Outside, the night air has chilled, the scent of pine and dampness heavy in my lungs. The distant chorus of night insects rises and falls in waves. Maya stands beside her Honda Civic, keys clutched in her hand. She startles at my approach, eyes narrowing. The parking lot lights cast shadows across the elegant curve of her neck, highlighting the pulse point beating rapidly there.
"Oh," she says, voice sharp enough to cut. "Twice in one day. Here to pretend you don't know me again, or are we past that?"
The barb finds its mark, slipping between my ribs like a well-aimed blade. My jaw tightens as I taste the bitter remnants of my earlier lie. "I wanted to clear things up better than I did earlier."

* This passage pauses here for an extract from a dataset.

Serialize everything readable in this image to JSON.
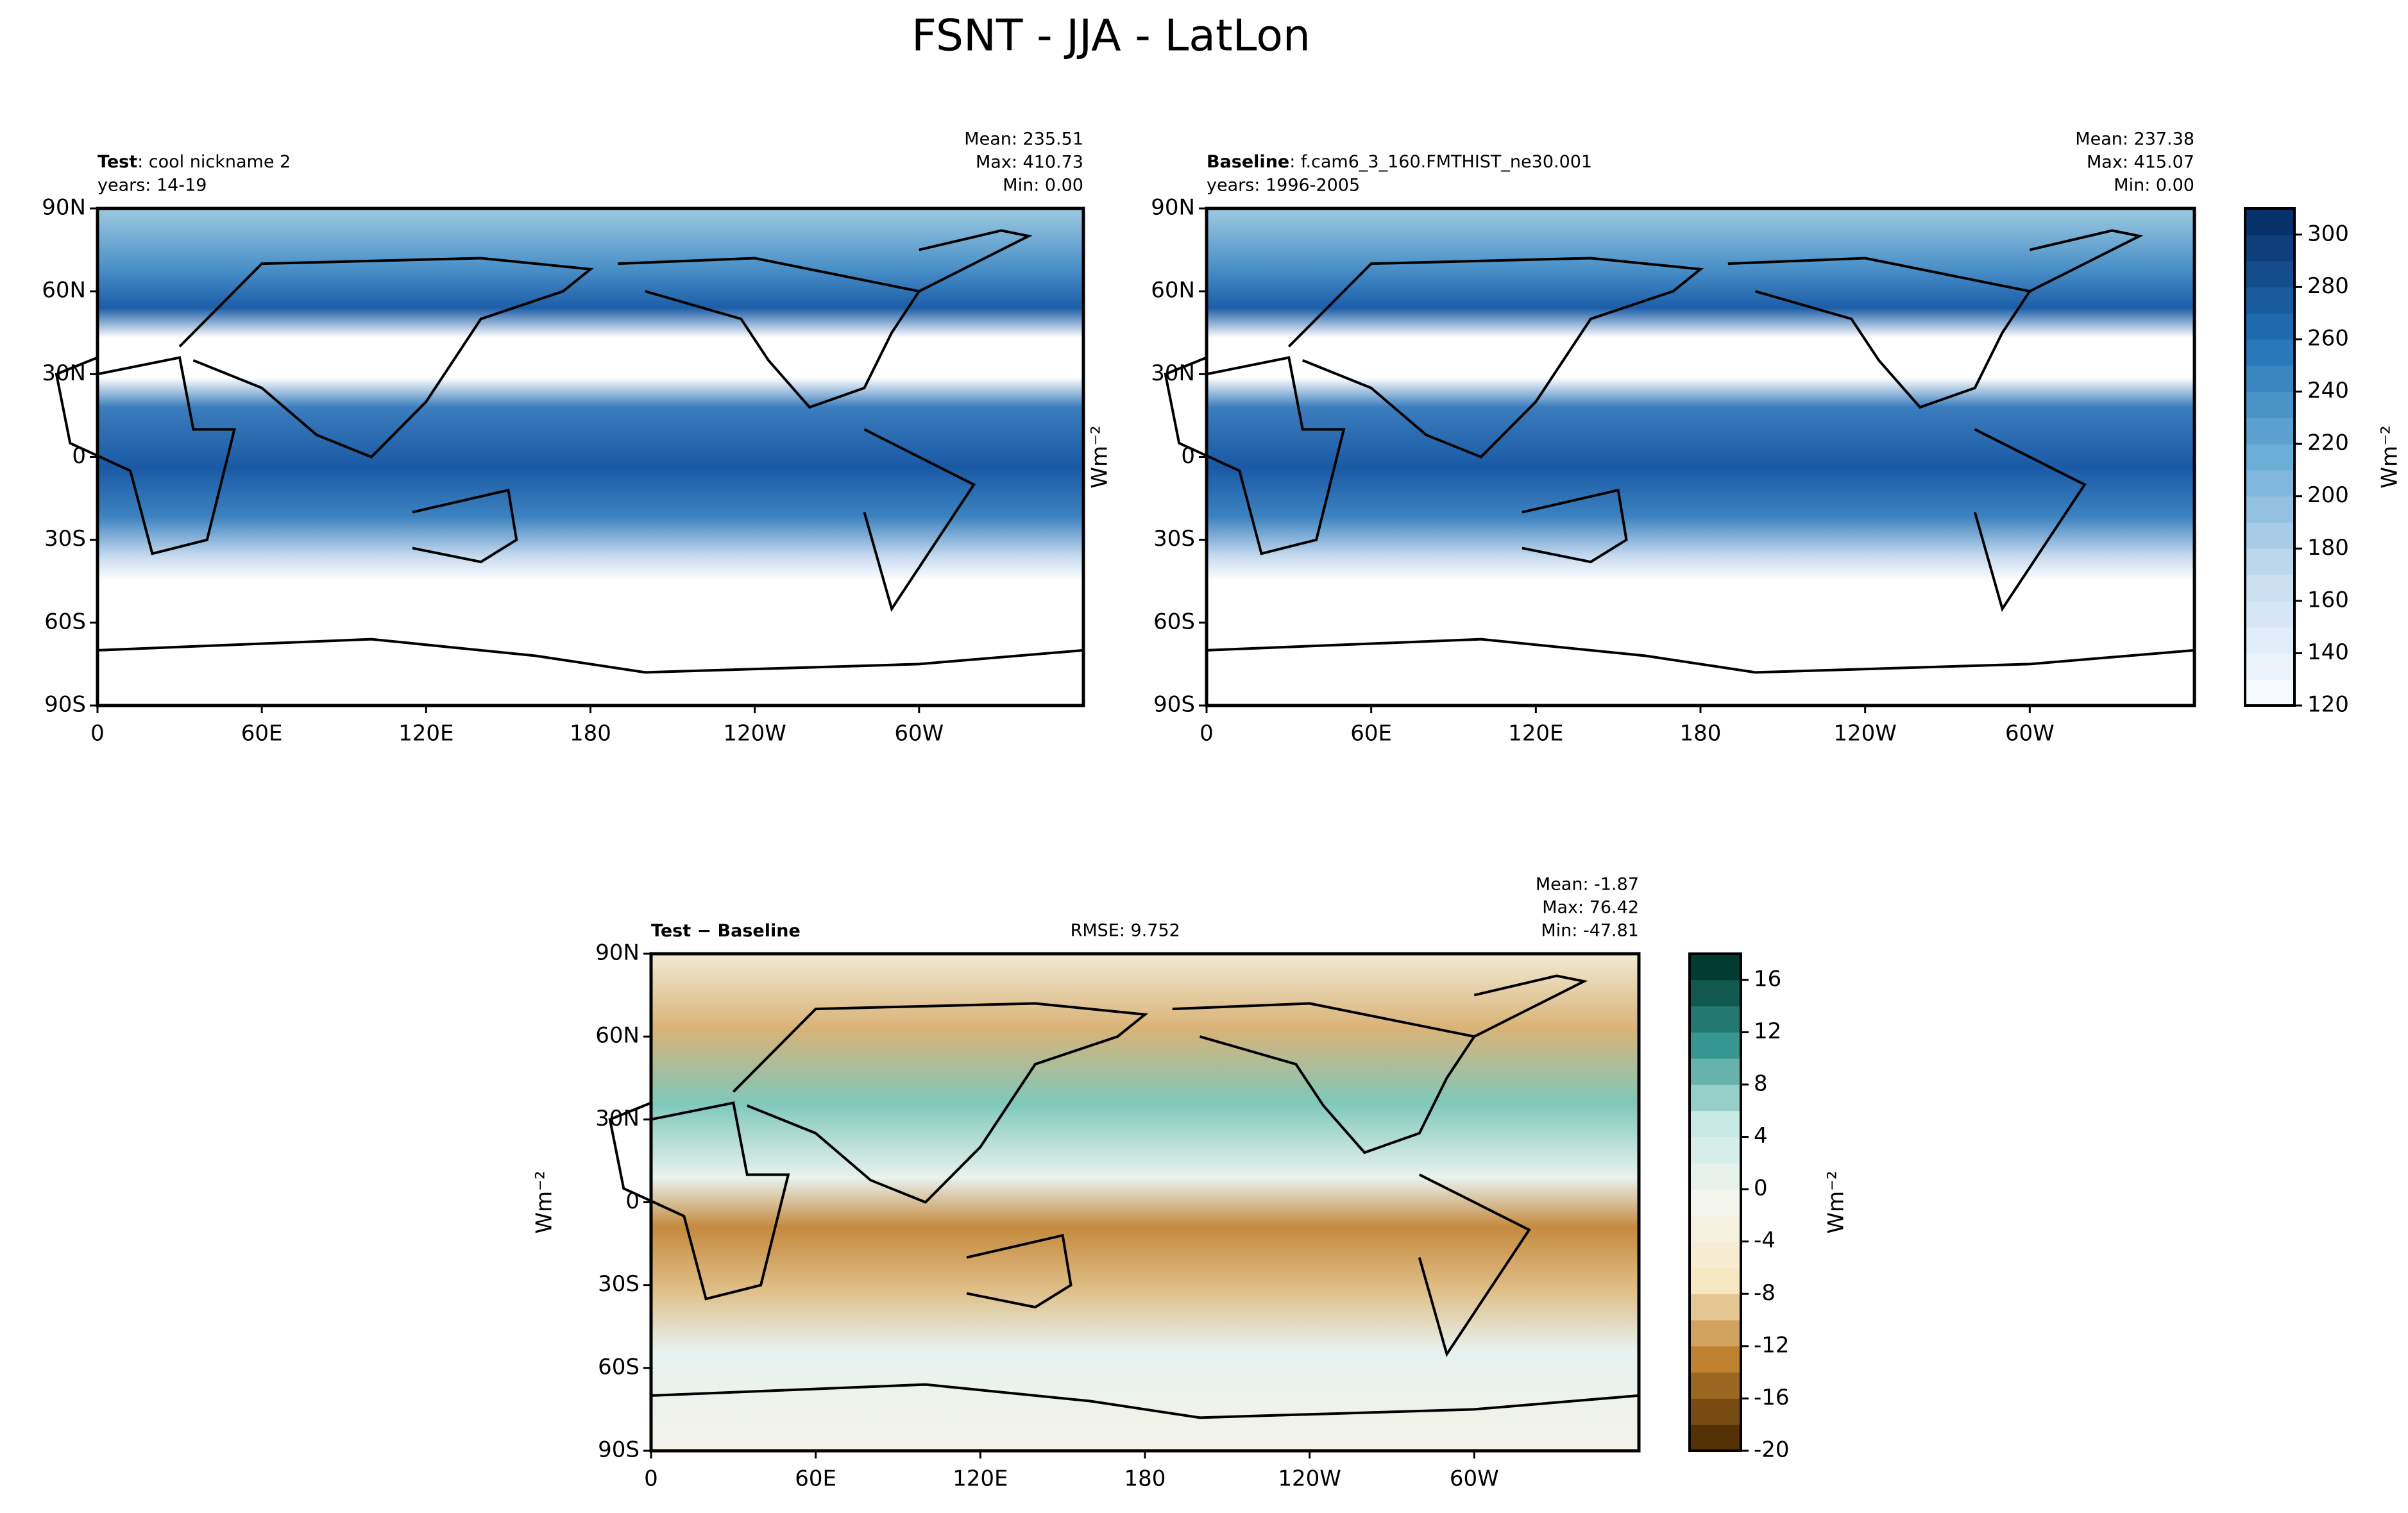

"Clear what up? Why you acted like I was a stranger?" She crosses her arms, a barricade between us. "Or why your motorcycle club president recruited me without mentioning I'd be working in the same town as you?"
"Both," I admit. "Hammer keeps his cards close. I had no idea who he was bringing in."
"Right." Disbelief drips from the word. "Look, whatever game you and your club are playing, I'd rather not be the pawn. I came here to practice medicine, not to get tangled in motorcycle politics."
"It's not a game," I growl, fighting the urge to step closer. "Hammer's got his reasons for everything. He thinks Shadow Ridge needs someone who won't turn away our kind."
"And it just happened to be me?" She shakes her head. "Of all the doctors in the country?"
I look away, staring at the darkened storefronts. "I asked to be reassigned. Told him to send me back to New York, let someone else handle this territory."
That gets her attention. Her eyes snap to mine. "You what?"